Por acaso já teve a maléfica experiência de deixar cair – rezo e reze também para que não – um vidro de café solúvel? Além do prejuízo, do vidro e seus cacos, claro, aquilo – aqueles grãozinhos – imediatamente se transformam ao contato do chão, mesmo o mais limpo e seco, os marrons se espalham, grudam e qualquer tentativa de contê-los é desgraça. Pano molhado? Nunca! Vassoura? Aquilo vai se espalhando por áreas não afetadas. Foi só um exemplo.
De vez em quando rola uns dias assim, meio esquisitos, que você sem querer derruba coisas. Se tem fé e o copo se despedaça, claro, já grita: “Eita. Que bom! Já dispersou uma energia ruim. Antes ele do que eu!”. Escorregou. Outro dia aconteceu com um prato de vidro com farofa na hora que abri a geladeira para pegar outra coisa que, sinceramente, não lembro até agora o que foi, porque os minutos seguintes foram de tentar ao menos diminuir o desastre, sem deixar nem a sujeira, nem pisar nos cacos de vidro que impressionantemente parece que querem conhecer também os outros cômodos da casa, se espalham e você ainda passa dias com problemas em andar descalço em toda a região. E era um restinho de uma farofa deliciosa. Será que foi o santo que quis?
Brincadeiras à parte, enquanto são coisas que escorregam de nossas mãos, até que tudo bem. O problema mesmo é quando o corpo inteiro desmancha. Aconteceu com um grande amigo que muitos conhecem. Teve um apagão – todos estão sujeitos igual aos sistemas infernais sermos desligados pelo cérebro em um segundo – caiu, quebrou e machucou todo seu lado direito, nunca mais voltou a andar e seus anos seguintes até a morte resultaram disso. Ele era grande, pesado e alto, caiu de si mesmo. Um outro teve os dois joelhos abalroados severamente.

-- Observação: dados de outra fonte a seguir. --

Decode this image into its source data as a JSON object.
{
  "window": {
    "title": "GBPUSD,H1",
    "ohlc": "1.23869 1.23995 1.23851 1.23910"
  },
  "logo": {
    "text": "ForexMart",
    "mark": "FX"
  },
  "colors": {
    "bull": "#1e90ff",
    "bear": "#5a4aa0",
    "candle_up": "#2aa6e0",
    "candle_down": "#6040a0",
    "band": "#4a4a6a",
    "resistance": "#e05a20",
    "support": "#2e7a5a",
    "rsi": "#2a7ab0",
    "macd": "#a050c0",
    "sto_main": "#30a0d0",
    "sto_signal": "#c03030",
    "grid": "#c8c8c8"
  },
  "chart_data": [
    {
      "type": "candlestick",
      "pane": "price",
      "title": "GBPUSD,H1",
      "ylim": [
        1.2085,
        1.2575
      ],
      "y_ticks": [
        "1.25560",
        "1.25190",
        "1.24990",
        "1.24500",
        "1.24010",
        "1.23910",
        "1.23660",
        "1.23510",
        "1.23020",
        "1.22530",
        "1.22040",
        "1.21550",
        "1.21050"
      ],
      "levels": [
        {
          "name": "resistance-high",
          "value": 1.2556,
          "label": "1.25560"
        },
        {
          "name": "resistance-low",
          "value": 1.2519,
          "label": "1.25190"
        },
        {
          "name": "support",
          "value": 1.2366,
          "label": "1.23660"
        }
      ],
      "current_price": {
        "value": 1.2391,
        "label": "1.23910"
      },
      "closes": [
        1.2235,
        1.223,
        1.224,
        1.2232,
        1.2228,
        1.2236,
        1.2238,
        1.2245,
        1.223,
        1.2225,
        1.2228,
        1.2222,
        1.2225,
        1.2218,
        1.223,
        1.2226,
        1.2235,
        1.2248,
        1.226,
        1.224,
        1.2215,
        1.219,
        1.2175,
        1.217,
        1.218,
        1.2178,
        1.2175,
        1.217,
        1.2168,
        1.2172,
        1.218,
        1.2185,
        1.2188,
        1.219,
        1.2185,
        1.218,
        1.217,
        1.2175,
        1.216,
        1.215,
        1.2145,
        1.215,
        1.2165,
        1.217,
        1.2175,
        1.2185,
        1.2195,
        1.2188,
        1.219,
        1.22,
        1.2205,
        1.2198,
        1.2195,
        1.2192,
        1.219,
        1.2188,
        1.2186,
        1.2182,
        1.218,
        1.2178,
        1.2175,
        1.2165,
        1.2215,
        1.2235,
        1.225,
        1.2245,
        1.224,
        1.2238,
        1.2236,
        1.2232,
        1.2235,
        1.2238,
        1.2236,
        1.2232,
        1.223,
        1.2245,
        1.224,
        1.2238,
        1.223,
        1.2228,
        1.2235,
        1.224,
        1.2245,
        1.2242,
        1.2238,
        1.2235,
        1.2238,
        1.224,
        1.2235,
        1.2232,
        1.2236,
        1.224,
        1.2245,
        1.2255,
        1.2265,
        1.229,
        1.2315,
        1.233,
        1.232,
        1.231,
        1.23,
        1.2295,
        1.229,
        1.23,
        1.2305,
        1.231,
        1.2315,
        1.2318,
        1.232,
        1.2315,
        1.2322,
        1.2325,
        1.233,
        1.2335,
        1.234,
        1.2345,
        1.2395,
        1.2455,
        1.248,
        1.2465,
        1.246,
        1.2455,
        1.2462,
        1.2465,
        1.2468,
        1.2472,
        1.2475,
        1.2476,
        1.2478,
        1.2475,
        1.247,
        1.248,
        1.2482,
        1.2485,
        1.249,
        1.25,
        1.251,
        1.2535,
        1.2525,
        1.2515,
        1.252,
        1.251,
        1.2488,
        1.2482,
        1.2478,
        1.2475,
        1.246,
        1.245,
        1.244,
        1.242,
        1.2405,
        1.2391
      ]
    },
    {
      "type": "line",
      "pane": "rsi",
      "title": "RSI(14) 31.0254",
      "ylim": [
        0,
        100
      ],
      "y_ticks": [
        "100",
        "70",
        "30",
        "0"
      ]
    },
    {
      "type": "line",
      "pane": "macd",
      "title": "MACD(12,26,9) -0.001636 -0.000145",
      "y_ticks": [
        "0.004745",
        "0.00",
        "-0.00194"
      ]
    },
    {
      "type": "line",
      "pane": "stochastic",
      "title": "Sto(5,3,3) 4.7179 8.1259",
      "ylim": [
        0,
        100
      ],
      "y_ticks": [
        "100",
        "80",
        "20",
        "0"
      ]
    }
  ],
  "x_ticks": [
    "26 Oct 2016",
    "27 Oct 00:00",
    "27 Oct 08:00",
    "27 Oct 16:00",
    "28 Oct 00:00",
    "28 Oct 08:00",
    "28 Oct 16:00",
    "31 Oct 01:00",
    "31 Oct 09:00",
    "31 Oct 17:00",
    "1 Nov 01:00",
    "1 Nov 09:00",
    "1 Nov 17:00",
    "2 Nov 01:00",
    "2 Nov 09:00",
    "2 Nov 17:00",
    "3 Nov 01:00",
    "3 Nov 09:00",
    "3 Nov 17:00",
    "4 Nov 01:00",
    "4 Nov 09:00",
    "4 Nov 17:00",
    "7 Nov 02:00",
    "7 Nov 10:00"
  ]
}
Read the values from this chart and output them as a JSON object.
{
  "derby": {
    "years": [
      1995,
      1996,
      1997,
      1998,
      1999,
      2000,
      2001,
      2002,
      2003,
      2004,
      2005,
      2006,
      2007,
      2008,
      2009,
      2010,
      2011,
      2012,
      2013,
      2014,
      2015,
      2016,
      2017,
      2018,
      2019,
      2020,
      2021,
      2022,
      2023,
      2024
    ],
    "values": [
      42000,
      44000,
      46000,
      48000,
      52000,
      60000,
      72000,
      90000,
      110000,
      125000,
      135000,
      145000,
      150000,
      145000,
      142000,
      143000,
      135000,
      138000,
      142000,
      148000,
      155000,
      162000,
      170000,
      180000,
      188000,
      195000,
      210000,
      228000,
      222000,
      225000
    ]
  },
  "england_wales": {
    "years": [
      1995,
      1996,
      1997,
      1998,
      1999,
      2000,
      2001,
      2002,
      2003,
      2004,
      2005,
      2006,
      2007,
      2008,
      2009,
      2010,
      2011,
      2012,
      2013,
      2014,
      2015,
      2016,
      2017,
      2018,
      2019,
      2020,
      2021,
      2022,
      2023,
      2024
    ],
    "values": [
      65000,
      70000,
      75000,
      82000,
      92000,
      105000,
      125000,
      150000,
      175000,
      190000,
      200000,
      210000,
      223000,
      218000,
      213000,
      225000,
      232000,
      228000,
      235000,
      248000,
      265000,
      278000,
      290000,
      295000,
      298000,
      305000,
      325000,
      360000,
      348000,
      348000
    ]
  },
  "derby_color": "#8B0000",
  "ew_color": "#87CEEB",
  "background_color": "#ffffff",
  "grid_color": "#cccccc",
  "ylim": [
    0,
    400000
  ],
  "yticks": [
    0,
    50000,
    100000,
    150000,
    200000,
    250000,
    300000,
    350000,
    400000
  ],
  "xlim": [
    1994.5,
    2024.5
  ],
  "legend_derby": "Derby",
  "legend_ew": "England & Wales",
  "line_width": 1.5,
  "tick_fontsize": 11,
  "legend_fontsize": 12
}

Qualquer abalo pode nos levar ao chão – São Paulo sentiu o terremoto ocorrido lá no Chile na noite da última quinta, que sacudiu tudo, prédios e coisas no centro de São Paulo – sensação pra lá de ruim. Falando em fantasmas, por aqui, por causa desse tremor uma luminária comprida começou do nada a balançar. Vento não era. A gata que sempre acaba culpada por umas coisinhas nem estava ali por perto e correu assustada. Como a gente é doido, não? Tentei não pensar, mas pensei: fantasmas? Espíritos? Deixa pra lá. Mas logo o noticiário informava o causador. Terremoto lá longe.

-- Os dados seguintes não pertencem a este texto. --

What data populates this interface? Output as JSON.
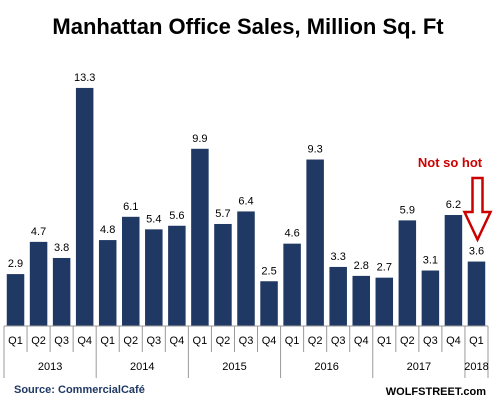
{
  "chart_data": {
    "type": "bar",
    "title": "Manhattan Office Sales, Million Sq. Ft",
    "xlabel": "",
    "ylabel": "",
    "ylim": [
      0,
      14
    ],
    "grid": false,
    "legend": "none",
    "bar_color": "#1f3864",
    "categories": [
      "Q1",
      "Q2",
      "Q3",
      "Q4",
      "Q1",
      "Q2",
      "Q3",
      "Q4",
      "Q1",
      "Q2",
      "Q3",
      "Q4",
      "Q1",
      "Q2",
      "Q3",
      "Q4",
      "Q1",
      "Q2",
      "Q3",
      "Q4",
      "Q1"
    ],
    "years": [
      "2013",
      "2014",
      "2015",
      "2016",
      "2017",
      "2018"
    ],
    "values": [
      2.9,
      4.7,
      3.8,
      13.3,
      4.8,
      6.1,
      5.4,
      5.6,
      9.9,
      5.7,
      6.4,
      2.5,
      4.6,
      9.3,
      3.3,
      2.8,
      2.7,
      5.9,
      3.1,
      6.2,
      3.6
    ],
    "data_labels": [
      "2.9",
      "4.7",
      "3.8",
      "13.3",
      "4.8",
      "6.1",
      "5.4",
      "5.6",
      "9.9",
      "5.7",
      "6.4",
      "2.5",
      "4.6",
      "9.3",
      "3.3",
      "2.8",
      "2.7",
      "5.9",
      "3.1",
      "6.2",
      "3.6"
    ],
    "annotation": {
      "text": "Not so hot",
      "color": "#cc0000",
      "target_index": 20
    },
    "source": "Source: CommercialCafé",
    "watermark": "WOLFSTREET.com"
  }
}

Dia seguinte, no caso, essa sexta, 19, acordar com a notícia de que uma pane global de sistemas afetava o mundo todo com um apagão nunca antes visto nas máquinas, vamos lá, admitam, foi bem punk. Uma atualização de sistema deu errado, afirmou a empresa americana terceirizada da Microsoft, a CrowdStrike, de segurança(!) cibernética. Imediatamente suas ações caíram, e ela perdeu alguns bilhões de dólares. O prejuízo causado pelas paralisações ainda, que eu saiba, não foi estimado, se é que dá para ser calculado – impactou tudo, companhias aéreas, bancos, hospitais, a geral que usa o tal sistema. Em todos, apareceu a tal “tela azul da morte” que caracteriza o bug. Enquanto escrevo a situação ainda não se normalizou horas depois. Aqui, sozinha, outra semana quase enlouqueci com uma mudança de sistema no site.

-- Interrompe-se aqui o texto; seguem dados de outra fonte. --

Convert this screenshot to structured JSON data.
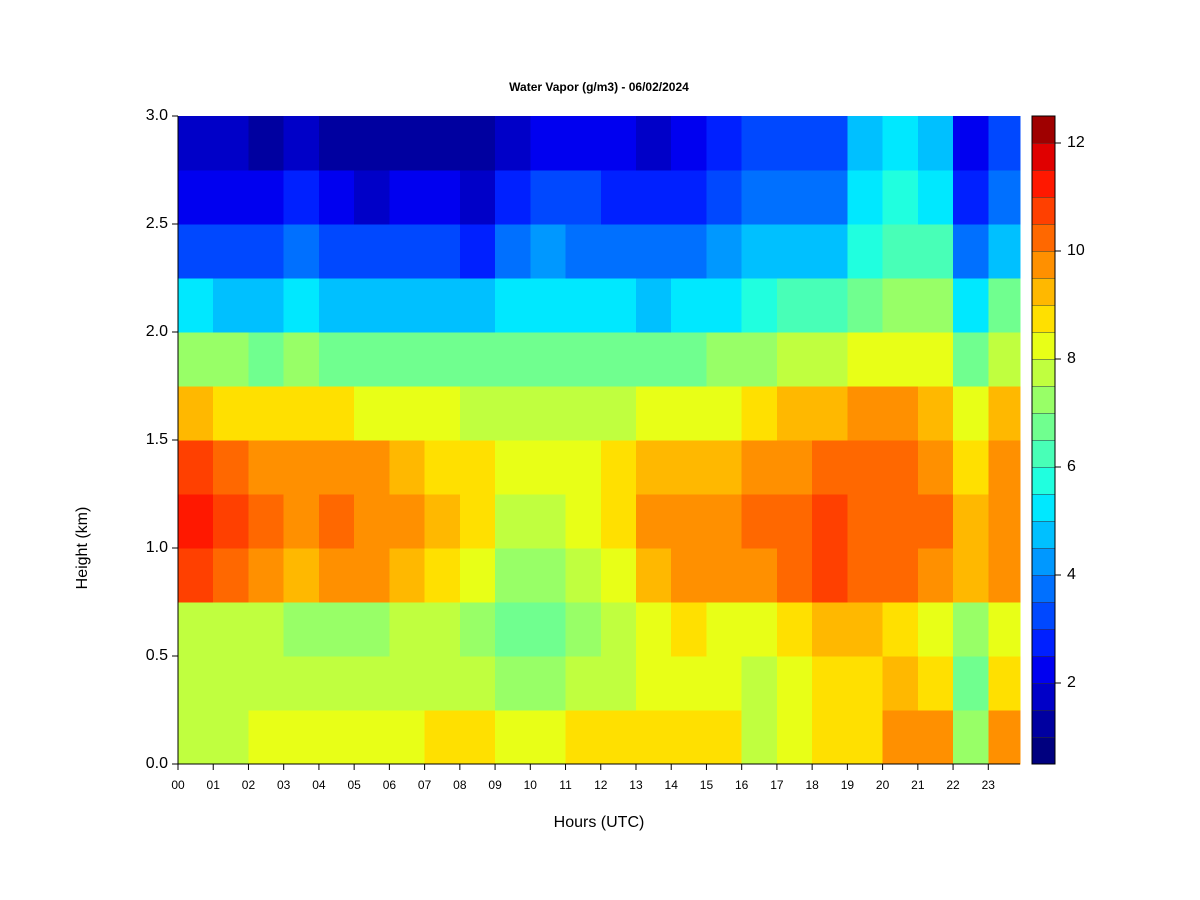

Bem, voltando a essa última e infernal quinta e sexta… Quinta, terremoto, mais discurso do remendado Trump na convenção republicana nos Estados Unidos televisionado ao vivo para o mundo inteiro: aliás, o horror. Aproveitando o atentado sofrido que lascou sua orelha direita, o que se viu foi um claro ninho fascista projetando novamente suas sombras para o mundo. A plateia absolutamente branca e rica, loura e batendo cílios postiços ou mostrando orelhas com curativo igual ao dele, aplaudindo embasbacados cada uma das inúmeras ameaças, ops, promessas, que fez para se eleger de novo presidente em novembro, um show de horror que jurávamos nunca mais depois das tragédias do século passado. Quem viu e ouviu, e tem algum bom senso, deverá concordar que estamos todos diante de tempos perigosos e difíceis, aqui, lá, em todos os cantos.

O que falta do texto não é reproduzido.